A ascensão social e profissional pela educação, meritória, admirável e associada ao estudo, à pesquisa e ao conhecimento, deveria ser celebrada “tão-somente” (o que não é pouco) como uma conquista pessoal admirável, afável, alegre, conciliadora, aglutinadora, um motivo de celebração social genuína, e não como um tributo aos sacrifícios de vivos ou mortos (parentes ou não), indivíduos ou grupos, minorias ou raças.

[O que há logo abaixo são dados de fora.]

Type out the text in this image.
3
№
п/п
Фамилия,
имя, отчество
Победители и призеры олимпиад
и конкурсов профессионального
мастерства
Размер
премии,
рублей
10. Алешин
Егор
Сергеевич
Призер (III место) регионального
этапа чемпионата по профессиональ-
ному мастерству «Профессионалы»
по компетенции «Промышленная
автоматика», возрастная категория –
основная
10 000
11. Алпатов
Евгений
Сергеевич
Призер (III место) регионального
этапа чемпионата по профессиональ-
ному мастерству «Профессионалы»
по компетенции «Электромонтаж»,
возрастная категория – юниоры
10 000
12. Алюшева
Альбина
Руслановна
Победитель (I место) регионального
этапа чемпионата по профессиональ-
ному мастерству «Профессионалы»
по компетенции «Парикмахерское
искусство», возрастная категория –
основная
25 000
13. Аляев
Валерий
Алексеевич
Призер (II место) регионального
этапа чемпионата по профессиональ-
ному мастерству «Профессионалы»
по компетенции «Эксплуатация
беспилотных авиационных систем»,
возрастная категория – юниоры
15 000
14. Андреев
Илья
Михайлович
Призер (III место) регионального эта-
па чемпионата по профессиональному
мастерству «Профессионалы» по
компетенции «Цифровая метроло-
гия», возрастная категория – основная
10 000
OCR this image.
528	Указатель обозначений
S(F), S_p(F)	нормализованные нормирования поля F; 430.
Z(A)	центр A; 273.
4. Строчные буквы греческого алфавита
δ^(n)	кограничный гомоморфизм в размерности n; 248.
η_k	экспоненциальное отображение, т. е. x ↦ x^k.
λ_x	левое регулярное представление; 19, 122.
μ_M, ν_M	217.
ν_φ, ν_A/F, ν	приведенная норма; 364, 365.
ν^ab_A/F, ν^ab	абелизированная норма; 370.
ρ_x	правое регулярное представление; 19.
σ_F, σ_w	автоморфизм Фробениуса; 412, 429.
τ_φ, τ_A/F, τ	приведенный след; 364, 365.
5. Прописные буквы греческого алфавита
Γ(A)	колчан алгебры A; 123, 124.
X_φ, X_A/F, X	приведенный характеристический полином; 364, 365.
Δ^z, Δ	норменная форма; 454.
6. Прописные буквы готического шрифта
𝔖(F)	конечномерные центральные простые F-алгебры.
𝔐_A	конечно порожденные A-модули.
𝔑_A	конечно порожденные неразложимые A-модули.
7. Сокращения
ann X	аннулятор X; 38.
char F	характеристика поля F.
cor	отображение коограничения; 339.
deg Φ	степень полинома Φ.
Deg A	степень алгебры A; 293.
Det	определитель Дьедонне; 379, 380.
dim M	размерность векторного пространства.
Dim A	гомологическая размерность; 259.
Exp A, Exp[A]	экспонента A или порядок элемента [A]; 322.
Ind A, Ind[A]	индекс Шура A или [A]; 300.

Não se trata de ingratidão com pais que fizeram sacrifícios ou alienação de classe ou outra, apenas de dar a César o que é de César.
SUPERAÇÃO – O apego e a necessidade costumeira de exaltar o lado da “superação” na realidade representa a incapacidade de gerenciar emocionalmente e lidar com as próprias conquistas e qualidades. É uma vontade inconsciente de permanecer com os pés bem fincados no atraso e associado a sentimentos contraproducentes e mesmo de ódio, a um passado de frustrações e/ou privações das mais diversas que continuam lançando sombra ao que só deveria ser luz. Só atraem maldade ao invés de virtude.
Eis como a inteligência emocional derrota as demais por nocaute. E como um inteligente inato, inclinado para o mal e a corrupção, consegue manipular esses sentimentos. Não é necessário que tenha educação e conhecimento formais. Basta que seja vocacionado politicamente para a retórica e capaz de manipular afetivamente as fragilidades emocionais dos demais que estes se subjugarão aos seus “encantos” de bom grado.
Mais do que isso, desenvolverão por aquele líder um tipo de admiração infantil e cega, como a de uma criança por seu pai. O que determina essa idolatria é o elo de empatia que o líder constrói com suas tristezas e mágoas. Uma escolha que acaricia o coração, mas que envenena a mente por deturpar a razão. Fazer o L acaba por satisfazer mais do que pensar analiticamente e com uma lupa moral minimamente razoável.